By Evan Kaplan
Fast-forward about seven weeks and envision this scenario. There are 5 seconds remaining in the Nets opening night game against the Pistons. The score is tied and the team needs a bucket to win their debut at the Prudential Center. Who is going to take that all-important shot with the game on the line?
One of the team’s main problems in 2009-10 is that there was no clear answer to this question. Many times the Nets would keep the game close until the last few minutes but would be unable to hit that big shot needed to secure victories. There was no Vince Carter, no Jason Kidd on the team that could be relied on in crunch time. This season the team needs to find a player that can be called upon to make big plays when they are most needed, especially if they want to try and contend for a playoff spot.
The most logical player for the Nets to go to at the end of games is Devin Harris. He has made big shots in his NBA career (of course everyone remembers the half-court miracle against the Sixers but he also buried a 22-foot jumper from the top of the key to beat the Pacers in 2008) and always has the ball in his hands as the team’s point guard. Yet he needs to improve on his 40.3 field goal percentage from last season if he is to be relied upon in late game situations. Another reason why he may not be the best “go-to-guy” is that he is the team’s point guard and needs to be more focused on getting others involved. One of the great things about having the ball in the hands of J. Kidd for all those years was that he would almost always make the right play. He knew as the floor general when to take the shot and when to dish it off to an open teammate. Harris is still learning that as he enters his 7th season.
What about the team’s center, Brook Lopez? He has a career field goal percentage over 50% and he is a very good foul shooter for a big man (career 81%). But when you make a low-post player your go-to-guy, he needs to be able to adapt to the double team in late-game situations. Before Lopez can be counted upon in crunch time, he needs to prove that he can be a reliable passer, as he will inevitably see plenty of double teams in the final seconds.

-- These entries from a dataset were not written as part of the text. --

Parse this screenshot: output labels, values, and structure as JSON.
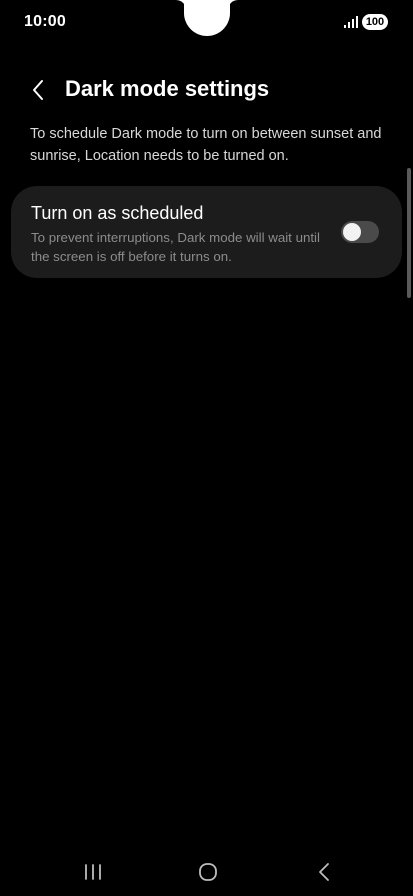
{
  "status_bar": {
    "time": "10:00",
    "battery": "100",
    "signal_icon": "signal-bars-icon"
  },
  "header": {
    "back_icon": "chevron-left-icon",
    "title": "Dark mode settings"
  },
  "description": "To schedule Dark mode to turn on between sunset and sunrise, Location needs to be turned on.",
  "setting": {
    "title": "Turn on as scheduled",
    "subtitle": "To prevent interruptions, Dark mode will wait until the screen is off before it turns on.",
    "toggle_on": false
  },
  "nav_bar": {
    "recents_icon": "recents-icon",
    "home_icon": "home-icon",
    "back_icon": "back-icon"
  },
  "colors": {
    "background": "#000000",
    "card": "#1c1c1c",
    "toggle_off": "#4a4a4a",
    "text_primary": "#ffffff",
    "text_secondary": "#8c8c8c"
  }
}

When you look around the League, most teams have a go-to-guy that is a wing player. The point guards that are clutch players (Deron Williams, Chris Paul, Tony Parker) all have much better shooting percentages than Devin Harris. When you couple those two things together, newcomer Travis Outlaw should be given a chance to be the team’s go-to-guy in 2010-11. I’m not saying he will succeed or that in the end a guy like Harris, Lopez or even Troy Murphy couldn’t end up being the team’s best option in late-game situations. But Outlaw should get a shot at the end of games. Despite starting just 32 games in his 7-year NBA career, he did hit two game-winners during the 2007-08 season (against the Grizzlies and Hawks) and also converted a 4-point play in the final minute of a game against the Suns in that same season. He shot over 45% from the field in 2008-09 and if he can revert back to that form for the Nets, he may be the go-to-guy they are looking for. For $7 million a year, they certainly hope so.